If You Want to Improve Your Relationships, Pay Attention to This: How You Treat Yourself
In the countless therapy sessions I've facilitated over the years, one recurring theme stands out: how we treat ourselves profoundly shapes the relationships we attract and sustain. Whether you're seeking love, trying to mend a fractured connection, or deepening existing bonds, self-worth and relationships are deeply interconnected. If you constantly put yourself down, accept less than you deserve, or neglect your own needs, you send a powerful message to the world—and to those around you—about what you think you’re worth.
The Mirror Effect: What We Accept Becomes Our Standard
I’ve seen this dynamic play out across different populations, from clients in private practice to those navigating the complexities of the prison system. Often, the belief that we aren’t worthy of respect or kindness stems from deeply entrenched generational trauma or life experiences shaped by societal inequities. Understanding the connection between self-worth and relationships is essential for healing and growth. For many immigrant families, the pressure to succeed in a new country—while carrying the weight of cultural expectations—can result in neglecting self-care and undervaluing one's worth. Colonialism’s lingering shadow has left many marginalized communities struggling to see their true value, an effect that reverberates through generations.
In a prison setting, I worked with men who carried the shame of their actions while ignoring the wounds they accumulated from systemic failures, broken families, and unresolved childhood trauma. In these cases, self-worth was a concept far removed from their day-to-day survival. But the same principle applied—whether incarcerated or free, the way we view ourselves sets the foundation for all other relationships.
Self-Worth and Trauma: Understanding the Impact of Generational and Cultural Trauma
Many of my clients come from families where trauma isn't just a single event but a legacy. For first-generation immigrants, especially, the trauma of uprooting oneself and striving in a foreign land creates immense internal pressure. Sacrificing personal needs for the sake of family is often ingrained in the culture. I’ve worked with clients who didn’t even realize they had internalized these sacrifices as markers of their own value. They accepted unhealthy dynamics in relationships because, unconsciously, they believed they didn't deserve better. Understanding the relationship between self-worth and relationships can help break this cycle.
One client, an immigrant from Southeast Asia, often spoke about feeling less-than at work and in her relationships. The more we explored her history, the more it became evident that her sense of self-worth was shaped by her parents’ sacrifices and the unspoken expectation that her success had to come at the cost of her personal happiness. She was taught that her worth was tied to external achievements, and so she accepted a marriage where her emotional needs were neglected. This is a common story in many immigrant communities—striving so hard to build a life that you forget to care for the one living it.
The Internal Narrative: Changing Negative Self-Talk
In therapy, we work on reframing the internal narrative—changing how we speak to ourselves. I often tell clients, "You wouldn't treat a friend or partner this way, so why do you allow yourself to talk to you like that?" If you grew up in an environment where love or validation was conditional, you might not even realize you're replicating that behavior with yourself. Shifting this narrative is a critical step in improving self-worth and relationships.
For one teenage client, the experience of constantly being judged by his immigrant parents for not living up to cultural expectations was devastating. It left him with harsh internal dialogues that echoed his parents’ words, constantly telling himself that he wasn’t smart enough, wasn’t hardworking enough, wasn’t good enough. It wasn’t until we started identifying and challenging that negative self-talk that he began to realize how much it was impacting his relationships with friends and romantic partners. He was so critical of himself that he couldn’t accept kindness from others.

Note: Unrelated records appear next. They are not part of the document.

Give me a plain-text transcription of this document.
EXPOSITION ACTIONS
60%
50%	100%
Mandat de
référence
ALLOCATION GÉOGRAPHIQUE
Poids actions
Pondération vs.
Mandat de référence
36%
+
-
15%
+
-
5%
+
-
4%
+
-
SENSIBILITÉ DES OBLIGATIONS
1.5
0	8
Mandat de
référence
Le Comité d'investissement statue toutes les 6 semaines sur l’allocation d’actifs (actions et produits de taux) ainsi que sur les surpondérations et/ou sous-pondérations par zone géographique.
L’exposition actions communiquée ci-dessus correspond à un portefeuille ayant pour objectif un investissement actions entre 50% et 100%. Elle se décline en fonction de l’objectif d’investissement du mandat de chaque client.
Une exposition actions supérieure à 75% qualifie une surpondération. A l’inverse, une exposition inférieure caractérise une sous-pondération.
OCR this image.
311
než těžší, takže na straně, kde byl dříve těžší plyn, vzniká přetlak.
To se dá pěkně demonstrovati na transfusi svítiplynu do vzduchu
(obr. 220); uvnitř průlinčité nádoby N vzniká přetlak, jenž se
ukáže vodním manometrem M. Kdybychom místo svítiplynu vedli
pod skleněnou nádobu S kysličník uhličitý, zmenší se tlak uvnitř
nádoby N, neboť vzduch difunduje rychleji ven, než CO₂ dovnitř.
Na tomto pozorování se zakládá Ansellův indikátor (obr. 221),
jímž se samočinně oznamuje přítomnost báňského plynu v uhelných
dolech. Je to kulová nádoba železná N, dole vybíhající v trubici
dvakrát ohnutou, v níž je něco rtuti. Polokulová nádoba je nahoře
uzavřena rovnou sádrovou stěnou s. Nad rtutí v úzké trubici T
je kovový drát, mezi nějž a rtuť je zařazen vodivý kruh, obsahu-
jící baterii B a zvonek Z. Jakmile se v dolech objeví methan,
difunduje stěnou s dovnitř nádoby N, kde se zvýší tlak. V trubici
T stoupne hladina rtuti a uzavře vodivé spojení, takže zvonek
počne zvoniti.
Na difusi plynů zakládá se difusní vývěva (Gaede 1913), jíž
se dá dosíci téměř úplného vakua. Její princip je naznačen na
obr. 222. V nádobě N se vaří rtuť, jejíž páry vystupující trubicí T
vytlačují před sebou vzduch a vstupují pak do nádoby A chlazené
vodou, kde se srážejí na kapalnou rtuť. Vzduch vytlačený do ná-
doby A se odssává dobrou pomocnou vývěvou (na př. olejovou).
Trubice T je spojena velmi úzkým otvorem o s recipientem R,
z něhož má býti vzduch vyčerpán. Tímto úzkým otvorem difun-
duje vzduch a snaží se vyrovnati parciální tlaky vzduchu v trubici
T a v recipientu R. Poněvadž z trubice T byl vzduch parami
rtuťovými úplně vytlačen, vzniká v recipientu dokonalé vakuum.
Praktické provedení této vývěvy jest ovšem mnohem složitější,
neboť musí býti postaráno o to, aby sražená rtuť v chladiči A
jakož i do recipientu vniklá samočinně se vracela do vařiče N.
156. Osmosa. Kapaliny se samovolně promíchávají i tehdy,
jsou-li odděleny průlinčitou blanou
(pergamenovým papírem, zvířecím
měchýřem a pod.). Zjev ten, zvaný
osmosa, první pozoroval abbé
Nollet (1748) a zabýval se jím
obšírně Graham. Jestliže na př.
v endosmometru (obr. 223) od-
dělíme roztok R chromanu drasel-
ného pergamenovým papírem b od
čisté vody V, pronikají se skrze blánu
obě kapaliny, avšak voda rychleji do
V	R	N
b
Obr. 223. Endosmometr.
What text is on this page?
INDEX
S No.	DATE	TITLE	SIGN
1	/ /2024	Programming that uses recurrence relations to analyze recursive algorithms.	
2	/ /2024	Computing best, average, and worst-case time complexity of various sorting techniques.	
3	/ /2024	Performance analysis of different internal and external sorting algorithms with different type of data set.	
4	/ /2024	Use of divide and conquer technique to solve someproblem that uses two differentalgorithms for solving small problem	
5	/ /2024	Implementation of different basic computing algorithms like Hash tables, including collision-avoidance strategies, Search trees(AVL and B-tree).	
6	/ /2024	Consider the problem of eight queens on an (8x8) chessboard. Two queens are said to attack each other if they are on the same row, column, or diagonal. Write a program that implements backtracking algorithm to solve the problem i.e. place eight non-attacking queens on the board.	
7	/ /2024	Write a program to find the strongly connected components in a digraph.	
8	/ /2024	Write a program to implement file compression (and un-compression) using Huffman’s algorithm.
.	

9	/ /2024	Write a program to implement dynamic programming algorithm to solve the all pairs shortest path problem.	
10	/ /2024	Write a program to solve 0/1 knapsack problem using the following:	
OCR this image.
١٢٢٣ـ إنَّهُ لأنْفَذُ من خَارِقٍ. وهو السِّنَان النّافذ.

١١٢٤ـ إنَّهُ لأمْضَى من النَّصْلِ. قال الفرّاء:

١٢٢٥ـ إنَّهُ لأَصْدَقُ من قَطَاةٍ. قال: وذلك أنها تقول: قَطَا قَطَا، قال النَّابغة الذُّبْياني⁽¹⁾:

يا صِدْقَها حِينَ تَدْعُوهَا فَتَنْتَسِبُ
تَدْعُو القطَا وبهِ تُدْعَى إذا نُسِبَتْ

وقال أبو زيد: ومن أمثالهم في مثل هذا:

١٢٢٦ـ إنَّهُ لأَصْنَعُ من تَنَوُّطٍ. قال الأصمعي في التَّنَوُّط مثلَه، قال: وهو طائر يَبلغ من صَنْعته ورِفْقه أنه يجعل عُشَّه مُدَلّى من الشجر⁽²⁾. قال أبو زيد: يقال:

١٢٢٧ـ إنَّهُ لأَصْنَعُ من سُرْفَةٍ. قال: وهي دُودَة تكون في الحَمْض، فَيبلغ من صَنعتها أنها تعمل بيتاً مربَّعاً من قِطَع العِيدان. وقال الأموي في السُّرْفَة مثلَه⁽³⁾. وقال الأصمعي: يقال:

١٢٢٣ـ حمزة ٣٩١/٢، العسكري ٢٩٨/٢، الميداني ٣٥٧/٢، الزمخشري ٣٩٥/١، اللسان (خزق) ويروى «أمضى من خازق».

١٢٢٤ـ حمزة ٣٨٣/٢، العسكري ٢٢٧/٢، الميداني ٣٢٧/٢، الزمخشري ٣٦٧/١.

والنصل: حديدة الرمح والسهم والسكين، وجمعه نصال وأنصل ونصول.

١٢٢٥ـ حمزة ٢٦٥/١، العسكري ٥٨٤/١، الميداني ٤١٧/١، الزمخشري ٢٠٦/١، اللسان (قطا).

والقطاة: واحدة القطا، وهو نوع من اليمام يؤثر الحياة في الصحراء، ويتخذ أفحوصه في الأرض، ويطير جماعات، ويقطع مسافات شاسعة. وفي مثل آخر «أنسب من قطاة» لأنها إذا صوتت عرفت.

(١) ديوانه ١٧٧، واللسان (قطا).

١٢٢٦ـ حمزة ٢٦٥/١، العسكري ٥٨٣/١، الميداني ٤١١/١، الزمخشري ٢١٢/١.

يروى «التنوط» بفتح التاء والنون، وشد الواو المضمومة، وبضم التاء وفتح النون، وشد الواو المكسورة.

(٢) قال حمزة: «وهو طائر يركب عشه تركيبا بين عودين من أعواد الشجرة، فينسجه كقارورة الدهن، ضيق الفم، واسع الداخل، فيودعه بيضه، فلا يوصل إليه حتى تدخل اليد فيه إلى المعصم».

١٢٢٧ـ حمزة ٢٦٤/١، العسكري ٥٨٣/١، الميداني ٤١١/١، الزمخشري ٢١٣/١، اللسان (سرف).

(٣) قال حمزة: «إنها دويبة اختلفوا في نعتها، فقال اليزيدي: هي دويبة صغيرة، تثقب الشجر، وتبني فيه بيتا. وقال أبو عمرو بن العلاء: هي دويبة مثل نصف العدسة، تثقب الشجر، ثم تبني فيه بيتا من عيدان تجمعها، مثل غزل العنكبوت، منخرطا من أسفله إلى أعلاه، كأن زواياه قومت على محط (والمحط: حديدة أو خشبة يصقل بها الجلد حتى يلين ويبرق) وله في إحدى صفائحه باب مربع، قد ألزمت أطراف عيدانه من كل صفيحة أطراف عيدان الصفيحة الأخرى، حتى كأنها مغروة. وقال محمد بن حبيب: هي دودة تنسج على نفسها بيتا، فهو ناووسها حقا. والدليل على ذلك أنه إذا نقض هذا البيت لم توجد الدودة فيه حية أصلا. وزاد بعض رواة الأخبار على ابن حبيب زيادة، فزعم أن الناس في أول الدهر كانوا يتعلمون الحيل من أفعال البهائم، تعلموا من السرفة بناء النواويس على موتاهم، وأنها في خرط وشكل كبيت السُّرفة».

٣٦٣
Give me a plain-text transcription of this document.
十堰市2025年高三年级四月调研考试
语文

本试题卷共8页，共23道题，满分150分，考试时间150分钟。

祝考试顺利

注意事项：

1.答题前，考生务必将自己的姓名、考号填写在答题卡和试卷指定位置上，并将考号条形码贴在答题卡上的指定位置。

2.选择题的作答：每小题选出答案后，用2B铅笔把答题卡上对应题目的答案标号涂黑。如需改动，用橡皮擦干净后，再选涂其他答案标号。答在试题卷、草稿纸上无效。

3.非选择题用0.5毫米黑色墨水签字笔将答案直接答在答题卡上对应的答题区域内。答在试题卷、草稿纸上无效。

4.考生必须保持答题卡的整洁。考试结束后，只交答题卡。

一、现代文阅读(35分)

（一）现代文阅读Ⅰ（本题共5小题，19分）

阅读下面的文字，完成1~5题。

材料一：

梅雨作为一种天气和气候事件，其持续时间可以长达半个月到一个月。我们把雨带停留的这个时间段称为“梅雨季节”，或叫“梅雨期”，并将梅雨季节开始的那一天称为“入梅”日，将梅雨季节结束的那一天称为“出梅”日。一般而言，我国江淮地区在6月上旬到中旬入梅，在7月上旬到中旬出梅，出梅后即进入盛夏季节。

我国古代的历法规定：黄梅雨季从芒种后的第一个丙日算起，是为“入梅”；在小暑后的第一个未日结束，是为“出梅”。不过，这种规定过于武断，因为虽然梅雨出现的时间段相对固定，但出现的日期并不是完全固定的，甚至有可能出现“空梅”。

Self-Love Is a Practice, Not a Destination
Learning to treat yourself with the same love and respect you hope to receive from a partner isn’t a one-time task; it’s a daily practice. Just like brushing your teeth or exercising, it takes commitment. Often, it means addressing past traumas, whether they come from family dynamics, cultural expectations, or personal experiences. It can also involve unlearning harmful behaviors that were passed down through generations—survival mechanisms inherited from ancestors who lived through colonization, migration, or war. This process reveals how intertwined self-worth and relationships truly are.
One of the most powerful moments in therapy is when a client realizes that their value isn't tied to what they can do for others or how much they can endure. We’ve seen this with the rise of the "model minority" myth in many immigrant communities, where the pursuit of success comes at the cost of mental and emotional well-being. Reclaiming your self-worth in this context is an act of resistance. It’s saying, "I am worthy just as I am, regardless of what the world or my cultural expectations may say."
You Deserve to Be Loved—Starting With Yourself
The journey to self-love often involves revisiting painful memories, challenging old beliefs, and sometimes going against the grain of cultural or generational expectations. But it's worth it. Every relationship you have will improve when you start treating yourself the way you deserve to be treated—with kindness, patience, and respect.
As a therapist, my goal is to help clients find this balance, to love themselves in the way they wish to be loved by others. Whether you’re a first-generation immigrant trying to balance cultural values with personal desires, or someone healing from past traumas, the work starts with you. Treat yourself well, and watch how your self-worth and relationships transform.